A peculiar quirk of the town is ownership of the water supply. As a result of an unusual legal agreement made in 1911 for the benefit of steam trains, the responsibility for the public water supply to the people of Blair Atholl has been held by the railway companies who own the line through Blair Atholl, currently Network Rail. In April 2006, it was announced that Network Rail would finance the cost of connecting the Blair Atholl and Bridge of Tilt to Scottish Water's supply.
- Main article: Blair Castle
Blair Atholl's most famous feature is Blair Castle (NN865662), one of the premier stately homes of the Highlands, and the last castle in the British Isles to be besieged, which took place in 1746 during the last Jacobite Rebellion. The Castle was the traditional home of the Earls (later Marquesses, now Dukes) of Atholl, albeit that the current Duke is resident in South Africa.
The Duke of Atholl is the only person in the United Kingdom allowed to raise a private army. This army, the Atholl Highlanders, conducts largely social and ceremonial activities, and primarily consists of workers on the extensive Atholl Estates.
The oldest part of Blair Castle is Comyn's (or Cumming's) Tower, a small tower-house with immensely thick walls, is claimed (perhaps dubiously) to date from as early as the 13th century. The majority of the Castle is 16th century in date, though much altered.

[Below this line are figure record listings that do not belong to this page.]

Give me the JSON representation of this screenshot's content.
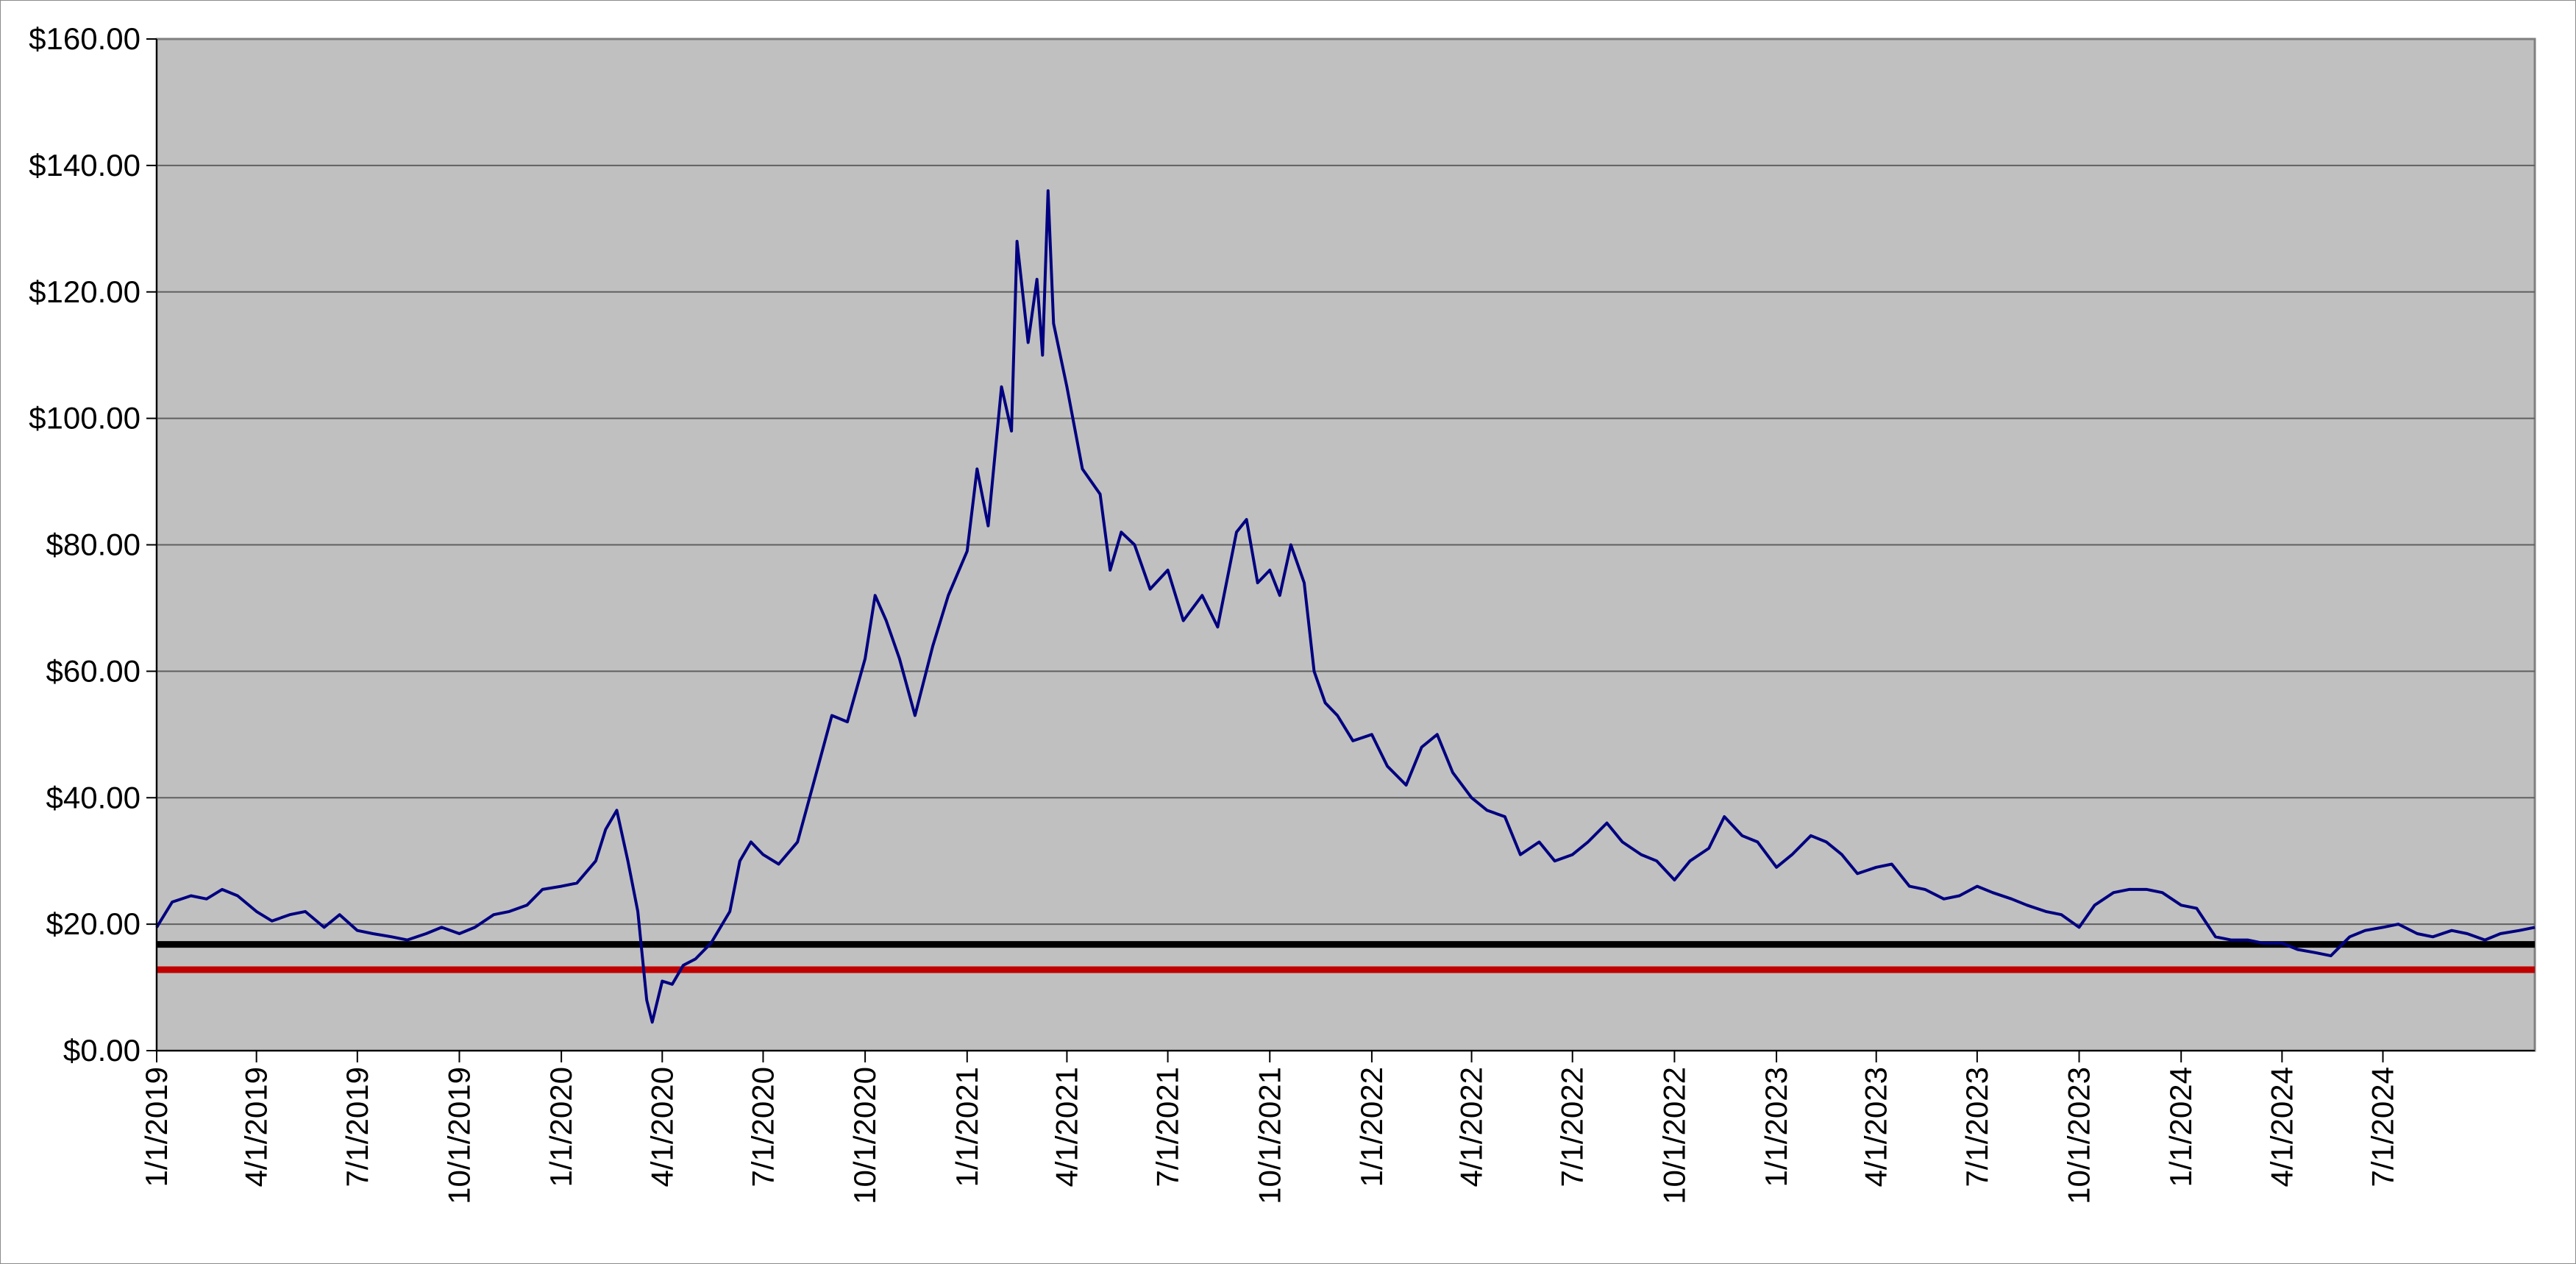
{
  "chart_data": {
    "type": "line",
    "title": "",
    "xlabel": "",
    "ylabel": "",
    "ylim": [
      0,
      160
    ],
    "xlim": [
      "2019-01-01",
      "2024-11-15"
    ],
    "grid": {
      "horizontal": true,
      "vertical": false
    },
    "legend": "none",
    "colors": {
      "plot_background": "#c0c0c0",
      "price_line": "#000080",
      "black_line": "#000000",
      "red_line": "#c00000",
      "gridline": "#606060"
    },
    "y_ticks": [
      {
        "value": 0,
        "label": "$0.00"
      },
      {
        "value": 20,
        "label": "$20.00"
      },
      {
        "value": 40,
        "label": "$40.00"
      },
      {
        "value": 60,
        "label": "$60.00"
      },
      {
        "value": 80,
        "label": "$80.00"
      },
      {
        "value": 100,
        "label": "$100.00"
      },
      {
        "value": 120,
        "label": "$120.00"
      },
      {
        "value": 140,
        "label": "$140.00"
      },
      {
        "value": 160,
        "label": "$160.00"
      }
    ],
    "x_ticks": [
      {
        "date": "2019-01-01",
        "label": "1/1/2019"
      },
      {
        "date": "2019-04-01",
        "label": "4/1/2019"
      },
      {
        "date": "2019-07-01",
        "label": "7/1/2019"
      },
      {
        "date": "2019-10-01",
        "label": "10/1/2019"
      },
      {
        "date": "2020-01-01",
        "label": "1/1/2020"
      },
      {
        "date": "2020-04-01",
        "label": "4/1/2020"
      },
      {
        "date": "2020-07-01",
        "label": "7/1/2020"
      },
      {
        "date": "2020-10-01",
        "label": "10/1/2020"
      },
      {
        "date": "2021-01-01",
        "label": "1/1/2021"
      },
      {
        "date": "2021-04-01",
        "label": "4/1/2021"
      },
      {
        "date": "2021-07-01",
        "label": "7/1/2021"
      },
      {
        "date": "2021-10-01",
        "label": "10/1/2021"
      },
      {
        "date": "2022-01-01",
        "label": "1/1/2022"
      },
      {
        "date": "2022-04-01",
        "label": "4/1/2022"
      },
      {
        "date": "2022-07-01",
        "label": "7/1/2022"
      },
      {
        "date": "2022-10-01",
        "label": "10/1/2022"
      },
      {
        "date": "2023-01-01",
        "label": "1/1/2023"
      },
      {
        "date": "2023-04-01",
        "label": "4/1/2023"
      },
      {
        "date": "2023-07-01",
        "label": "7/1/2023"
      },
      {
        "date": "2023-10-01",
        "label": "10/1/2023"
      },
      {
        "date": "2024-01-01",
        "label": "1/1/2024"
      },
      {
        "date": "2024-04-01",
        "label": "4/1/2024"
      },
      {
        "date": "2024-07-01",
        "label": "7/1/2024"
      }
    ],
    "horizontal_lines": [
      {
        "value": 16.8,
        "color": "#000000"
      },
      {
        "value": 12.8,
        "color": "#c00000"
      }
    ],
    "series": [
      {
        "color": "#000080",
        "points": [
          [
            "2019-01-01",
            19.5
          ],
          [
            "2019-01-15",
            23.5
          ],
          [
            "2019-02-01",
            24.5
          ],
          [
            "2019-02-15",
            24.0
          ],
          [
            "2019-03-01",
            25.5
          ],
          [
            "2019-03-15",
            24.5
          ],
          [
            "2019-04-01",
            22.0
          ],
          [
            "2019-04-15",
            20.5
          ],
          [
            "2019-05-01",
            21.5
          ],
          [
            "2019-05-15",
            22.0
          ],
          [
            "2019-06-01",
            19.5
          ],
          [
            "2019-06-15",
            21.5
          ],
          [
            "2019-07-01",
            19.0
          ],
          [
            "2019-07-15",
            18.5
          ],
          [
            "2019-08-01",
            18.0
          ],
          [
            "2019-08-15",
            17.5
          ],
          [
            "2019-09-01",
            18.5
          ],
          [
            "2019-09-15",
            19.5
          ],
          [
            "2019-10-01",
            18.5
          ],
          [
            "2019-10-15",
            19.5
          ],
          [
            "2019-11-01",
            21.5
          ],
          [
            "2019-11-15",
            22.0
          ],
          [
            "2019-12-01",
            23.0
          ],
          [
            "2019-12-15",
            25.5
          ],
          [
            "2020-01-01",
            26.0
          ],
          [
            "2020-01-15",
            26.5
          ],
          [
            "2020-02-01",
            30.0
          ],
          [
            "2020-02-10",
            35.0
          ],
          [
            "2020-02-20",
            38.0
          ],
          [
            "2020-03-01",
            30.0
          ],
          [
            "2020-03-10",
            22.0
          ],
          [
            "2020-03-18",
            8.0
          ],
          [
            "2020-03-23",
            4.5
          ],
          [
            "2020-04-01",
            11.0
          ],
          [
            "2020-04-10",
            10.5
          ],
          [
            "2020-04-20",
            13.5
          ],
          [
            "2020-05-01",
            14.5
          ],
          [
            "2020-05-15",
            17.0
          ],
          [
            "2020-06-01",
            22.0
          ],
          [
            "2020-06-10",
            30.0
          ],
          [
            "2020-06-20",
            33.0
          ],
          [
            "2020-07-01",
            31.0
          ],
          [
            "2020-07-15",
            29.5
          ],
          [
            "2020-08-01",
            33.0
          ],
          [
            "2020-08-15",
            42.0
          ],
          [
            "2020-09-01",
            53.0
          ],
          [
            "2020-09-15",
            52.0
          ],
          [
            "2020-10-01",
            62.0
          ],
          [
            "2020-10-10",
            72.0
          ],
          [
            "2020-10-20",
            68.0
          ],
          [
            "2020-11-01",
            62.0
          ],
          [
            "2020-11-15",
            53.0
          ],
          [
            "2020-12-01",
            64.0
          ],
          [
            "2020-12-15",
            72.0
          ],
          [
            "2021-01-01",
            79.0
          ],
          [
            "2021-01-10",
            92.0
          ],
          [
            "2021-01-20",
            83.0
          ],
          [
            "2021-02-01",
            105.0
          ],
          [
            "2021-02-10",
            98.0
          ],
          [
            "2021-02-15",
            128.0
          ],
          [
            "2021-02-25",
            112.0
          ],
          [
            "2021-03-05",
            122.0
          ],
          [
            "2021-03-10",
            110.0
          ],
          [
            "2021-03-15",
            136.0
          ],
          [
            "2021-03-20",
            115.0
          ],
          [
            "2021-04-01",
            105.0
          ],
          [
            "2021-04-15",
            92.0
          ],
          [
            "2021-05-01",
            88.0
          ],
          [
            "2021-05-10",
            76.0
          ],
          [
            "2021-05-20",
            82.0
          ],
          [
            "2021-06-01",
            80.0
          ],
          [
            "2021-06-15",
            73.0
          ],
          [
            "2021-07-01",
            76.0
          ],
          [
            "2021-07-15",
            68.0
          ],
          [
            "2021-08-01",
            72.0
          ],
          [
            "2021-08-15",
            67.0
          ],
          [
            "2021-09-01",
            82.0
          ],
          [
            "2021-09-10",
            84.0
          ],
          [
            "2021-09-20",
            74.0
          ],
          [
            "2021-10-01",
            76.0
          ],
          [
            "2021-10-10",
            72.0
          ],
          [
            "2021-10-20",
            80.0
          ],
          [
            "2021-11-01",
            74.0
          ],
          [
            "2021-11-10",
            60.0
          ],
          [
            "2021-11-20",
            55.0
          ],
          [
            "2021-12-01",
            53.0
          ],
          [
            "2021-12-15",
            49.0
          ],
          [
            "2022-01-01",
            50.0
          ],
          [
            "2022-01-15",
            45.0
          ],
          [
            "2022-02-01",
            42.0
          ],
          [
            "2022-02-15",
            48.0
          ],
          [
            "2022-03-01",
            50.0
          ],
          [
            "2022-03-15",
            44.0
          ],
          [
            "2022-04-01",
            40.0
          ],
          [
            "2022-04-15",
            38.0
          ],
          [
            "2022-05-01",
            37.0
          ],
          [
            "2022-05-15",
            31.0
          ],
          [
            "2022-06-01",
            33.0
          ],
          [
            "2022-06-15",
            30.0
          ],
          [
            "2022-07-01",
            31.0
          ],
          [
            "2022-07-15",
            33.0
          ],
          [
            "2022-08-01",
            36.0
          ],
          [
            "2022-08-15",
            33.0
          ],
          [
            "2022-09-01",
            31.0
          ],
          [
            "2022-09-15",
            30.0
          ],
          [
            "2022-10-01",
            27.0
          ],
          [
            "2022-10-15",
            30.0
          ],
          [
            "2022-11-01",
            32.0
          ],
          [
            "2022-11-15",
            37.0
          ],
          [
            "2022-12-01",
            34.0
          ],
          [
            "2022-12-15",
            33.0
          ],
          [
            "2023-01-01",
            29.0
          ],
          [
            "2023-01-15",
            31.0
          ],
          [
            "2023-02-01",
            34.0
          ],
          [
            "2023-02-15",
            33.0
          ],
          [
            "2023-03-01",
            31.0
          ],
          [
            "2023-03-15",
            28.0
          ],
          [
            "2023-04-01",
            29.0
          ],
          [
            "2023-04-15",
            29.5
          ],
          [
            "2023-05-01",
            26.0
          ],
          [
            "2023-05-15",
            25.5
          ],
          [
            "2023-06-01",
            24.0
          ],
          [
            "2023-06-15",
            24.5
          ],
          [
            "2023-07-01",
            26.0
          ],
          [
            "2023-07-15",
            25.0
          ],
          [
            "2023-08-01",
            24.0
          ],
          [
            "2023-08-15",
            23.0
          ],
          [
            "2023-09-01",
            22.0
          ],
          [
            "2023-09-15",
            21.5
          ],
          [
            "2023-10-01",
            19.5
          ],
          [
            "2023-10-15",
            23.0
          ],
          [
            "2023-11-01",
            25.0
          ],
          [
            "2023-11-15",
            25.5
          ],
          [
            "2023-12-01",
            25.5
          ],
          [
            "2023-12-15",
            25.0
          ],
          [
            "2024-01-01",
            23.0
          ],
          [
            "2024-01-15",
            22.5
          ],
          [
            "2024-02-01",
            18.0
          ],
          [
            "2024-02-15",
            17.5
          ],
          [
            "2024-03-01",
            17.5
          ],
          [
            "2024-03-15",
            17.0
          ],
          [
            "2024-04-01",
            17.0
          ],
          [
            "2024-04-15",
            16.0
          ],
          [
            "2024-05-01",
            15.5
          ],
          [
            "2024-05-15",
            15.0
          ],
          [
            "2024-06-01",
            18.0
          ],
          [
            "2024-06-15",
            19.0
          ],
          [
            "2024-07-01",
            19.5
          ],
          [
            "2024-07-15",
            20.0
          ],
          [
            "2024-08-01",
            18.5
          ],
          [
            "2024-08-15",
            18.0
          ],
          [
            "2024-09-01",
            19.0
          ],
          [
            "2024-09-15",
            18.5
          ],
          [
            "2024-10-01",
            17.5
          ],
          [
            "2024-10-15",
            18.5
          ],
          [
            "2024-11-01",
            19.0
          ],
          [
            "2024-11-15",
            19.5
          ]
        ]
      }
    ]
  }
}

The current mediæval appearance of the castle is as a result of Victorian alterations, when the mediaeval became fashionable.
The castle grounds contain extensive gardens developed by past Dukes of Atholl.
Old Blair is the original hamlet preceding the town of Blair Atholl as it stands today, which was laid out from the first half of the 19th century.
Old Blair stands within the Castle grounds (NN867666) and here is found the former parish kirk, which was the focus of the villageThe church was dedicated to St Bride and is a probable early Christian site. John Graham of Claverhouse, Viscount Dundee, 'Bonnie Dundee' was buried in the aisle attached to the now roofless church after the Battle of Killiecrankie, 27 July 1689. The modern railed burial enclosure of the family of the Dukes adjoins the ancient unenclosed churchyard. In the Middle Ages the main road from Atholl to Badenoch, and hence to the north, passed through this village and the Minigaig Pass.
Since its inception in 1946, the Blair Atholl International Scout Jamborette has been held every two years within the grounds of Blair Castle. It is a Scout Camp which is attended by scouts from across the globe and is usually attended by around 1200 participants.
The camp was the idea of Jack Stewart, International Commissioner for Scotland before and after the 1939/1945 war, who proposed a smaller international camp than a World Jamboree - a Jamborette.
The camp is divided into six sub-camps: MacDonald, Maclean, Murray, Morrison, Robertson and Stewart.